The past continues to haunt Americans. The Centers for Disease Control and Prevention (CDC) report that four out of five new heroin addicts in the United States begin with prescription pills. In 2014, the CDC reported, opioids killed more than 28,000 people. Access to treatment continues to be a problem. Despite progress in the early 2000s in bringing medication-assisted treatment to a primary care setting, there are tremendous obstacles to accessing treatment.

When he first began investigating medication as a form of treatment for addiction, O’Connor remembers, methadone clinics were the primary means of providing treatment. But there were far too few clinics and doctors couldn’t prescribe it in a primary care setting. “Back in the 1980s and 1990s, people were dying from their opioid addiction while they were waiting to get into methadone maintenance programs because there were no other highly effective treatment options,” said O’Connor.

Today, there are approximately 450,000 people on methadone nationally. Another 600,000 people are being treated with buprenorphine, a medication that helps people stave off the cravings for opioids and, unlike methadone, can be prescribed in a primary care setting. O’Connor and his colleagues published the first randomized trial of buprenorphine in primary care in 1998 and it was subsequently approved by the FDA in 2002—thus offering the opportunity to greatly expand treatment for opioid addiction.

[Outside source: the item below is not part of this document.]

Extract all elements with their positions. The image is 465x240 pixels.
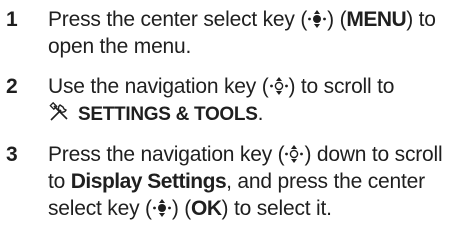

D’Onofrio, David A. Fiellin, M.D., professor of medicine, and others have been working to bring medication-assisted treatment, primarily buprenorphine, to new settings like the emergency department. Narcan can reverse an overdose, but sometimes sends patients spiraling into withdrawal. Patients often have a hard time discussing the possibility of treatment when they’re experiencing withdrawal symptoms. If their discomfort can be managed, physicians may be better able to motivate them to accept treatment.

A study by D’Onofrio, O’Connor, and their colleagues published in JAMA: the Journal of the American Medical Association last April showed the power of administering buprenorphine in the emergency department and referring them to ongoing buprenorphine treatment in primary care. Giving buprenorphine eased patients’ withdrawal symptoms so they could speak to a doctor about treatment and was a critical first step to receiving ongoing treatment after they left the emergency department. More than three-quarters of the people that received the buprenorphine and a brief counseling intervention were in primary care-based buprenorphine treatment 30 days later. Only 37 percent of the people who were simply referred to treatment were getting help after 30 days.

Not everyone who is treated for an opioid overdose is looking for help. The grip of addiction is complex and powerful, and D’Onofrio and O’Connor agree that addiction must be treated as another chronic disease. Because it’s chronic in nature, relapse is likely. While treatment can take years or a lifetime, like other chronic diseases addiction is highly treatable and patients need to be given access to the effective treatments that are available. But whatever the case, the perception that addiction is about a lack of willpower is wrong.

By offering their support every time someone returns to the emergency department, D’Onofrio hopes to provide people with a means to treatment and a path to recovery. She knows that relapse is likely and that opioid addiction is similar to any other chronic disease such as high blood pressure and diabetes, and may require lifelong treatment. “When we save a life from an overdose, that’s just the beginning,” said D’Onofrio. “If we directly link them to treatment we have a chance of keeping them alive.”